Raimbaut II, Count of Orange (Circa. 1066 - 1121) (in Latin Raimboldus comes de Oringis) was the elder son of Bertrand Raimbaut and of his first wife Gilberte.

== Biography ==
Raimbaut's date of birth is not known (possibly around 1066 in Orange). At this time this was part of the Kingdom of Arles in the Holy Roman Empire. According to two sources, Albert of Aix and William of Tyre (neither of them eyewitnesses), he joined the First Crusade in the army of Raymond of Saint-Gilles, presumably setting out in 1096; his name is linked with those of Adhemar of Le Puy and Robert II of Flanders, and he is said to have been present at the siege of Antioch in 1098. He remained in Palestine and died there, probably in 1121.

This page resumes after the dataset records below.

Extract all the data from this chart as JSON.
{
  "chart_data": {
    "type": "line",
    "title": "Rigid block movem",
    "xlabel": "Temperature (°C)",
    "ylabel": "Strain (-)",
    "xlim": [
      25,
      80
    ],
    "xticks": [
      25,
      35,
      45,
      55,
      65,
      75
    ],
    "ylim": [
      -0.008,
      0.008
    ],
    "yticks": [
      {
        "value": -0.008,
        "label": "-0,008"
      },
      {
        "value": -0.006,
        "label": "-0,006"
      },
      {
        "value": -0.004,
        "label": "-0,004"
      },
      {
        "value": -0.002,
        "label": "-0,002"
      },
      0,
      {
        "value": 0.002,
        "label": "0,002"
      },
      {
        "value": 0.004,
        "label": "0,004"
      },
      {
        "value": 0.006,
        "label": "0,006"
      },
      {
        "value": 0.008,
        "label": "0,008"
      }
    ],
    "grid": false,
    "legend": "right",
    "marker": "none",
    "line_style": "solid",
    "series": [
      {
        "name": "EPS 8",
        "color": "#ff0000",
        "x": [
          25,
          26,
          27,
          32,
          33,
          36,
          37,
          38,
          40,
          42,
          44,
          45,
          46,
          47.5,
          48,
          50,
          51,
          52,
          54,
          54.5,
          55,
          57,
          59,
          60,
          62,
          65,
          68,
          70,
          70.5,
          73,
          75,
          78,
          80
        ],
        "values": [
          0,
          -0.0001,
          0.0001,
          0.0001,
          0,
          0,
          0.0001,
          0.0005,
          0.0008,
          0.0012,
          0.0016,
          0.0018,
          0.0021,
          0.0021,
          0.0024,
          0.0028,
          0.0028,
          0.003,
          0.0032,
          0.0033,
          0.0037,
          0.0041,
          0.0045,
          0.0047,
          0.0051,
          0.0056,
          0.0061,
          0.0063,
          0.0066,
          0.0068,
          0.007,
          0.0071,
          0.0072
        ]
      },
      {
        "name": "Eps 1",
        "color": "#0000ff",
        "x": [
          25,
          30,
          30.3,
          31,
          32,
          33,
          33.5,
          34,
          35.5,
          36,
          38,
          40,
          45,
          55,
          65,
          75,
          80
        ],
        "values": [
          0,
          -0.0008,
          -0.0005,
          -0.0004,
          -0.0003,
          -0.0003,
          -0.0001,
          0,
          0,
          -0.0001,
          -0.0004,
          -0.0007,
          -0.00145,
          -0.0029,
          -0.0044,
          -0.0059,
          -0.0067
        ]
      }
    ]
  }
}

He married a certain Rixende of Apt. No sons survived him. But his daughter, Tiburge, Countess of Orange, in her father's prolonged absence, was being named "countess of Orange" as early as 1115. She married William of Aumelas, second son of William VI of Montpellier; she was still alive in 1136. Their son (Raimbaut's only grandson) was the troubadour Raimbaut of Orange, and he inherited the territories of Aumelas and Orange.

A statue of Raimbaut, count of Orange, was erected in the main square at Orange in 1846.